Recently (read: today) I got quite confused in separating the concepts of Dynamic vs Static and Strong vs Weak typed languages.
So I took the time to figure it out for myself.
Later I thought It would be nice to just quickly (and shortly) write down the key differences between them.
Dynamically Typed vs Statically Typed
The main difference lies in how you define variables
A statically typed language is a language that requires the programmer to specify the type of a variable when writing code
//JAVA String a = "It's me, Mario!; Integer b = 3; //assumed using version with autoboxing
You guessed it, you don’t have to specify the type of the variable! A very important remark is that this does not imply that the language is weakly typed, i.e. : it doesn’t mean the languages doesn’t use types!
var a = "It's me, Mario!"; var b = 3;
Strongly Typed vs Weakly Typed
The main difference here lies in how variables are used by the language
This means that the language has a sense of types. Meaning that it will complain if you try to append or add an integer to a double.
In a very strongly typed language this would mean:
Strongly Statically typed
Double a = 2.0; Integer b = 3; a+b; //will give error Double d = b; //will give error
Strongly Dynamically typed
var a = 2.0; var b = 3; a+b; //will give error
This bascally means that you – as a programmer – mostly don’t have to worry about types when using variables
Weakly Statically typed
Double a = 2.0; Integer b = 3; a+b; //Most languages will return 6.0 Double d = b; // the integer will be casted to double for you
Weakly Dynamically typed
var a = 2.0; var b = 3; a+b; //mostly will give 6.0
One last note:
You might have noticed that I used “very strongly typed”earlier in this post.

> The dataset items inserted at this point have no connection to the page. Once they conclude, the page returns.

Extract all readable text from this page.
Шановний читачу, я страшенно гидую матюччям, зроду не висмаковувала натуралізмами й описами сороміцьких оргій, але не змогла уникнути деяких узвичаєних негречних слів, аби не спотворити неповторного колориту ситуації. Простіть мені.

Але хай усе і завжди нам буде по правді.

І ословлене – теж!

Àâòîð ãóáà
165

Meaning that there are gradations between them. For example: Java is a strongly typed languages but has some weakly typed properties like appending an integer to a double. Java will automatically cast the integer to a double. Another weakly typed property of Java pops up when you are trying to concatenate strings with arbitrary objects. Here java will automatically try to convert any non-string object to a string representation.
I’ll leave exploring the (dis)advantages of different type systems to yourself!